Nikki de Saint-Phalle and Frida Khalo.

Why associate these two women artists who at first glance have nothing to do with each other?

Different territories, different nationalities, different artistic movements, different eras...

And yet, for me they come together in the same evocation. That of a certain expressive power, that of the pink color and the pattern.

Bruised body, overcoming physical suffering through creation. We generally know the work but also the destiny of Frida Kahlo well. Thanks to her very recognizable pictorial style since she used the form of the self-portrait extensively. But also because of her narrative choices: a figurative art which depicts the traumas she endured. We know almost everything about her. The illness which immobilizes and handicaps him for life. The terrible accident which ravaged her privacy condemned her to months of corseted convalescence. Resilience too: she will be a powerful seductress who finds healing through art.

Thus her face, her look, her style have left a strong mark on the panorama of female artistic creation. She has become an icon of feminism. His style is analyzed, taken up, dissected, confers the recent exhibition at the Palais Galliera dedicated to his very particular universe.

This identity is also largely overexploited, even co-opted. We find Frida Kahlo's face, her first name, on t-shirts, mugs, posters, bags. It seems to me that his work is losing impact by being so varied. His nieces are fighting to try to recover the rights to his image, sold years ago to a businessman.

But after all, perhaps she would find it appropriate, she who made her own image the medium of her creation. its colorful and hypnotic style a feminist statement. Perhaps she would appreciate being transformed into a pop-culture icon in this way.

Nikki de Saint-Phalle is more confidential, less known to the general public. And yet, many people were able to come across one of his sculptures one day: giant girls, flamboyant colors, exuberant and phantasmagorical creatures.

Nikki de Saint-Phalle could also be an icon of feminism. She shares with Frida Kahlo a certain community of destiny. A lovely young woman, she begins a career as a model and is hospitalized for depression. She underwent months of electroshock treatment in a psychiatric hospital which left her with serious after-effects and also suffered until her death from pulmonary problems, due to the polystyrene dust and microparticles inhaled during her first years of creation while she was plastic sculptor. She would later reveal that she had been a victim of incest during her adolescence.

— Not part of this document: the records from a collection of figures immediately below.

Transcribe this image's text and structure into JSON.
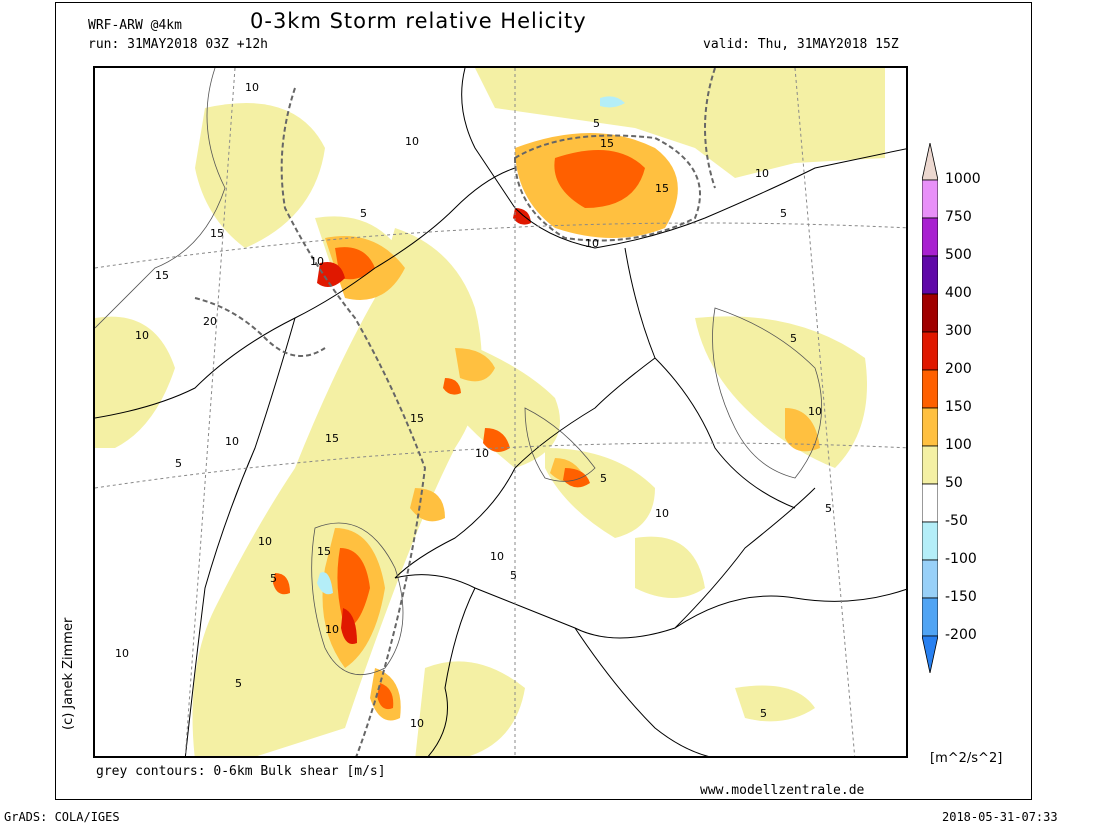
{
  "header": {
    "model": "WRF-ARW @4km",
    "title": "0-3km Storm relative Helicity",
    "run": "run: 31MAY2018 03Z +12h",
    "valid": "valid: Thu, 31MAY2018 15Z"
  },
  "credit": "(c) Janek Zimmer",
  "footer": {
    "contours_note": "grey contours: 0-6km Bulk shear [m/s]",
    "website": "www.modellzentrale.de",
    "grads": "GrADS: COLA/IGES",
    "timestamp": "2018-05-31-07:33"
  },
  "colorbar": {
    "units": "[m^2/s^2]",
    "labels": [
      "1000",
      "750",
      "500",
      "400",
      "300",
      "200",
      "150",
      "100",
      "50",
      "-50",
      "-100",
      "-150",
      "-200"
    ],
    "colors": {
      "top_arrow": "#ecd8d0",
      "750_1000": "#e890f8",
      "500_750": "#a820d0",
      "400_500": "#6008a8",
      "300_400": "#a00000",
      "200_300": "#e01800",
      "150_200": "#ff6000",
      "100_150": "#ffc040",
      "50_100": "#f4f0a4",
      "-50_50": "#ffffff",
      "-100_-50": "#b4eef8",
      "-150_-100": "#98d0f8",
      "-200_-150": "#50a4f4",
      "bottom_arrow": "#2880f0"
    }
  },
  "contour_labels": [
    "10",
    "10",
    "5",
    "15",
    "10",
    "5",
    "15",
    "10",
    "20",
    "15",
    "10",
    "5",
    "10",
    "15",
    "10",
    "5",
    "10",
    "15",
    "5",
    "10",
    "5",
    "10",
    "15",
    "15",
    "10",
    "5",
    "10",
    "5",
    "5",
    "10",
    "5",
    "10",
    "10",
    "5"
  ]
}
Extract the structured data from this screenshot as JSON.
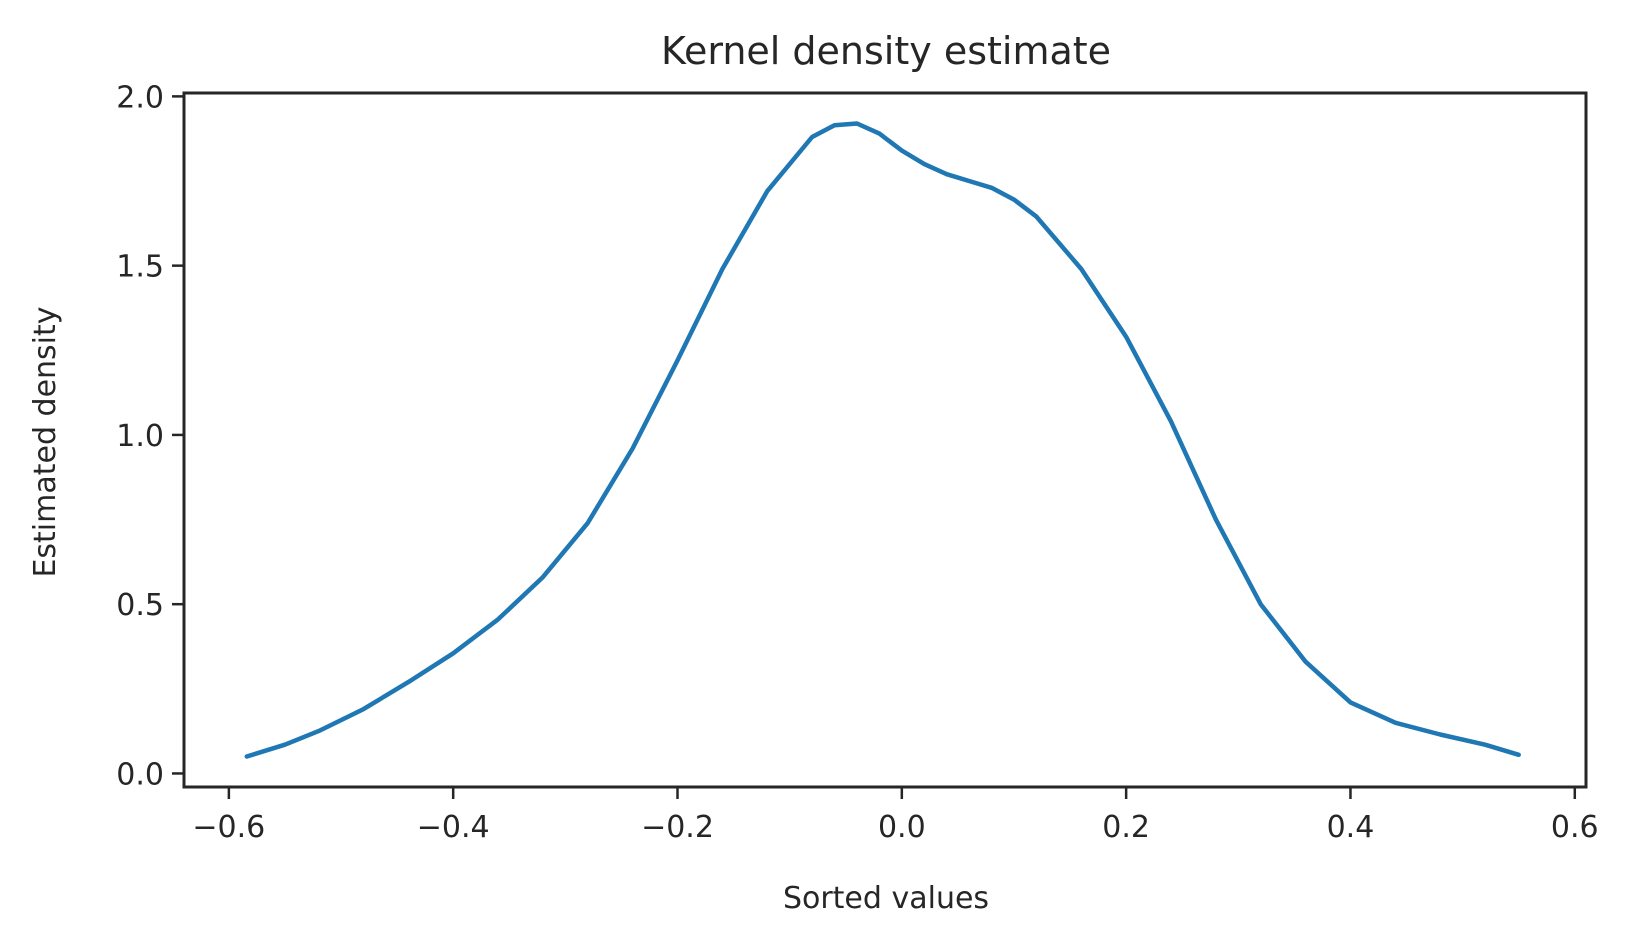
{
  "chart_data": {
    "type": "line",
    "title": "Kernel density estimate",
    "xlabel": "Sorted values",
    "ylabel": "Estimated density",
    "xlim": [
      -0.64,
      0.61
    ],
    "ylim": [
      -0.04,
      2.01
    ],
    "xticks": [
      -0.6,
      -0.4,
      -0.2,
      0.0,
      0.2,
      0.4,
      0.6
    ],
    "xtick_labels": [
      "−0.6",
      "−0.4",
      "−0.2",
      "0.0",
      "0.2",
      "0.4",
      "0.6"
    ],
    "yticks": [
      0.0,
      0.5,
      1.0,
      1.5,
      2.0
    ],
    "ytick_labels": [
      "0.0",
      "0.5",
      "1.0",
      "1.5",
      "2.0"
    ],
    "grid": false,
    "series": [
      {
        "color": "#1f77b4",
        "x": [
          -0.584,
          -0.55,
          -0.52,
          -0.48,
          -0.44,
          -0.4,
          -0.36,
          -0.32,
          -0.28,
          -0.24,
          -0.2,
          -0.16,
          -0.12,
          -0.08,
          -0.06,
          -0.04,
          -0.02,
          0.0,
          0.02,
          0.04,
          0.06,
          0.08,
          0.1,
          0.12,
          0.16,
          0.2,
          0.24,
          0.28,
          0.32,
          0.36,
          0.4,
          0.44,
          0.48,
          0.52,
          0.55
        ],
        "values": [
          0.05,
          0.085,
          0.125,
          0.19,
          0.27,
          0.355,
          0.455,
          0.58,
          0.74,
          0.96,
          1.22,
          1.49,
          1.72,
          1.88,
          1.915,
          1.92,
          1.89,
          1.84,
          1.8,
          1.77,
          1.75,
          1.73,
          1.695,
          1.645,
          1.49,
          1.29,
          1.04,
          0.75,
          0.5,
          0.33,
          0.21,
          0.15,
          0.115,
          0.085,
          0.055
        ]
      }
    ]
  }
}
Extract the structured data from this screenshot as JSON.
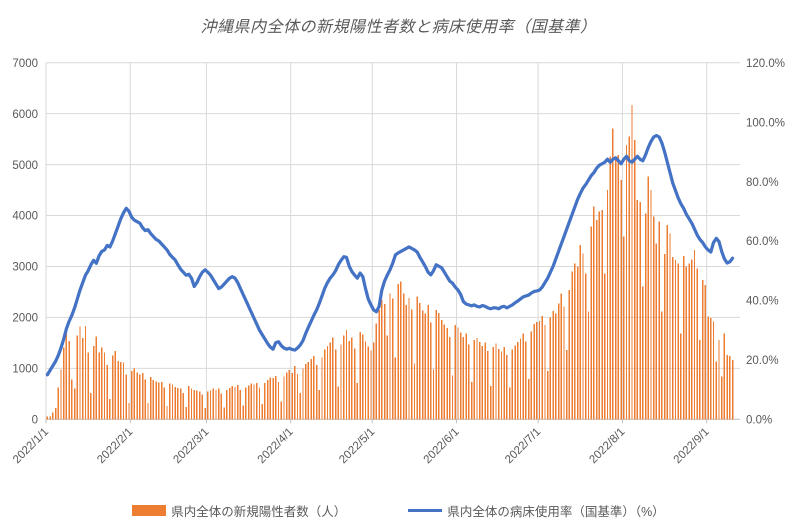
{
  "title": "沖縄県内全体の新規陽性者数と病床使用率（国基準）",
  "legend": {
    "cases_label": "県内全体の新規陽性者数（人）",
    "usage_label": "県内全体の病床使用率（国基準）（%）"
  },
  "colors": {
    "bar": "#ED7D31",
    "line": "#4472C4",
    "grid": "#D9D9D9",
    "axis_line": "#BFBFBF",
    "axis_text": "#595959",
    "title_text": "#595959"
  },
  "chart_data": {
    "type": "combo-bar-line",
    "title": "沖縄県内全体の新規陽性者数と病床使用率（国基準）",
    "start_date": "2022/1/1",
    "end_date": "2022/9/10",
    "x_tick_labels": [
      "2022/1/1",
      "2022/2/1",
      "2022/3/1",
      "2022/4/1",
      "2022/5/1",
      "2022/6/1",
      "2022/7/1",
      "2022/8/1",
      "2022/9/1"
    ],
    "left_axis": {
      "min": 0,
      "max": 7000,
      "labels": [
        "0",
        "1000",
        "2000",
        "3000",
        "4000",
        "5000",
        "6000",
        "7000"
      ]
    },
    "right_axis": {
      "min": 0,
      "max": 120,
      "labels": [
        "0.0%",
        "20.0%",
        "40.0%",
        "60.0%",
        "80.0%",
        "100.0%",
        "120.0%"
      ]
    },
    "grid": true,
    "legend_position": "bottom",
    "series": [
      {
        "name": "県内全体の新規陽性者数（人）",
        "type": "bar",
        "axis": "left",
        "color": "#ED7D31",
        "values": [
          52,
          51,
          130,
          225,
          623,
          981,
          1414,
          1759,
          1533,
          779,
          600,
          1644,
          1817,
          1596,
          1829,
          1313,
          515,
          1443,
          1622,
          1309,
          1414,
          1307,
          1066,
          398,
          1252,
          1336,
          1147,
          1126,
          1112,
          880,
          322,
          944,
          995,
          920,
          883,
          905,
          784,
          320,
          829,
          775,
          745,
          726,
          736,
          622,
          262,
          700,
          684,
          637,
          618,
          604,
          521,
          241,
          654,
          602,
          571,
          566,
          549,
          484,
          226,
          541,
          568,
          603,
          576,
          602,
          505,
          231,
          572,
          610,
          651,
          638,
          672,
          580,
          268,
          625,
          661,
          702,
          688,
          714,
          622,
          297,
          712,
          768,
          825,
          808,
          846,
          731,
          348,
          836,
          918,
          967,
          912,
          1048,
          892,
          520,
          1001,
          1087,
          1125,
          1183,
          1246,
          1068,
          572,
          1210,
          1366,
          1438,
          1507,
          1603,
          1371,
          645,
          1471,
          1642,
          1751,
          1540,
          1606,
          1387,
          708,
          1717,
          1666,
          1528,
          1431,
          1352,
          1504,
          1884,
          2150,
          2342,
          2268,
          1646,
          2473,
          2375,
          1215,
          2656,
          2702,
          2473,
          2244,
          2386,
          2158,
          1100,
          2412,
          2279,
          2133,
          2080,
          2246,
          1902,
          980,
          2150,
          2086,
          1948,
          1862,
          1797,
          1615,
          855,
          1850,
          1800,
          1703,
          1613,
          1684,
          1469,
          730,
          1556,
          1598,
          1520,
          1437,
          1508,
          1341,
          652,
          1424,
          1489,
          1381,
          1328,
          1423,
          1265,
          628,
          1372,
          1448,
          1517,
          1590,
          1680,
          1528,
          790,
          1728,
          1870,
          1913,
          1934,
          2023,
          1847,
          948,
          2001,
          2128,
          2081,
          2277,
          2473,
          2211,
          1360,
          2536,
          2898,
          3062,
          2996,
          3422,
          3258,
          2866,
          2113,
          3781,
          4175,
          3912,
          4077,
          4109,
          2866,
          4502,
          5156,
          5712,
          5091,
          5189,
          4698,
          3585,
          5385,
          5548,
          6169,
          5483,
          4306,
          4270,
          2603,
          4044,
          4763,
          4502,
          3977,
          3455,
          3879,
          2112,
          3241,
          3814,
          3651,
          3186,
          3128,
          3062,
          1688,
          3209,
          2996,
          3062,
          3134,
          3323,
          2964,
          1557,
          2735,
          2637,
          2014,
          1986,
          1916,
          1131,
          1557,
          836,
          1688,
          1263,
          1240,
          1164
        ]
      },
      {
        "name": "県内全体の病床使用率（国基準）（%）",
        "type": "line",
        "axis": "right",
        "color": "#4472C4",
        "values": [
          15.0,
          16.5,
          18.0,
          19.5,
          21.5,
          24.0,
          27.0,
          30.5,
          33.0,
          35.0,
          37.5,
          40.5,
          43.5,
          46.0,
          48.5,
          50.0,
          52.0,
          53.5,
          52.5,
          55.0,
          56.5,
          57.0,
          58.5,
          58.0,
          60.0,
          62.5,
          65.0,
          67.5,
          69.5,
          71.0,
          70.0,
          68.0,
          67.0,
          66.5,
          66.0,
          64.5,
          63.5,
          63.8,
          62.5,
          61.5,
          60.5,
          60.0,
          59.0,
          58.0,
          57.0,
          55.5,
          54.5,
          53.6,
          52.0,
          50.5,
          49.5,
          48.5,
          48.8,
          47.5,
          44.7,
          46.0,
          48.0,
          49.5,
          50.3,
          49.5,
          48.5,
          47.0,
          45.5,
          44.0,
          44.5,
          45.5,
          46.5,
          47.5,
          48.0,
          47.5,
          46.0,
          44.0,
          42.0,
          40.0,
          38.0,
          36.0,
          34.0,
          32.0,
          30.0,
          28.5,
          27.0,
          25.5,
          24.3,
          23.6,
          25.8,
          26.1,
          24.8,
          24.0,
          23.6,
          23.9,
          23.5,
          23.3,
          24.0,
          25.0,
          26.5,
          28.9,
          31.0,
          33.0,
          35.0,
          36.8,
          39.0,
          41.5,
          44.1,
          46.0,
          47.5,
          48.6,
          50.0,
          52.0,
          53.5,
          54.7,
          54.5,
          51.5,
          49.7,
          48.5,
          47.5,
          49.2,
          48.0,
          44.0,
          40.5,
          38.5,
          36.8,
          36.2,
          38.0,
          43.5,
          46.5,
          48.5,
          50.3,
          52.5,
          55.3,
          56.0,
          56.5,
          57.0,
          57.5,
          58.0,
          57.5,
          57.0,
          56.3,
          54.5,
          53.0,
          51.4,
          49.5,
          48.6,
          50.0,
          52.0,
          51.5,
          51.0,
          49.5,
          48.0,
          46.5,
          45.8,
          44.5,
          43.5,
          42.0,
          39.6,
          38.8,
          38.5,
          38.2,
          38.5,
          38.0,
          37.8,
          38.3,
          38.0,
          37.5,
          37.2,
          37.5,
          37.5,
          37.2,
          37.8,
          38.0,
          37.5,
          38.0,
          38.5,
          39.2,
          39.8,
          40.5,
          41.2,
          41.5,
          41.8,
          42.5,
          43.0,
          43.2,
          43.5,
          44.5,
          46.0,
          47.5,
          49.5,
          51.5,
          54.0,
          56.5,
          59.0,
          61.5,
          64.0,
          66.5,
          69.0,
          71.5,
          74.0,
          76.0,
          77.8,
          79.0,
          80.5,
          82.0,
          83.0,
          84.5,
          85.5,
          86.0,
          86.5,
          87.5,
          86.5,
          87.5,
          88.0,
          87.0,
          86.0,
          87.5,
          88.5,
          87.0,
          86.5,
          87.5,
          88.5,
          87.5,
          87.0,
          89.0,
          91.5,
          93.5,
          95.0,
          95.5,
          95.0,
          93.0,
          90.0,
          86.5,
          83.0,
          79.5,
          77.0,
          74.5,
          72.5,
          71.0,
          69.0,
          67.5,
          66.0,
          64.0,
          62.0,
          60.5,
          59.5,
          58.0,
          57.0,
          56.3,
          59.5,
          60.9,
          59.8,
          56.5,
          54.0,
          52.6,
          53.0,
          54.2
        ]
      }
    ]
  }
}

Creation is also a medium of resilience for her. She explores the inner twists and turns of femininity, reveals them to the eye or sublimates them with creative rage. A literal rage at times, as in his famous shooting performances. An anger appeased and glorified to others, as with the era of triumphant and magnificent girls.

Presenting to the public ravaged, gutted, decadent but also glorious and oversized women, dominating the entire world with their size and shape.

In these two women, there is this transfirguation of the traumas of their intimacy which touches me. Terrible ordeals, felt in their flesh, which they overcome and shape like a material, making their femininity triumph in some way through color and pattern: floral, geometric, explosive and fascinating.

My creations inspired by these two women make a lot of room for pink or the choice of prints that evoke their palette. Thus the Nikki dress and the Indian pink Cléo skirt come directly from my readings and observations of their work.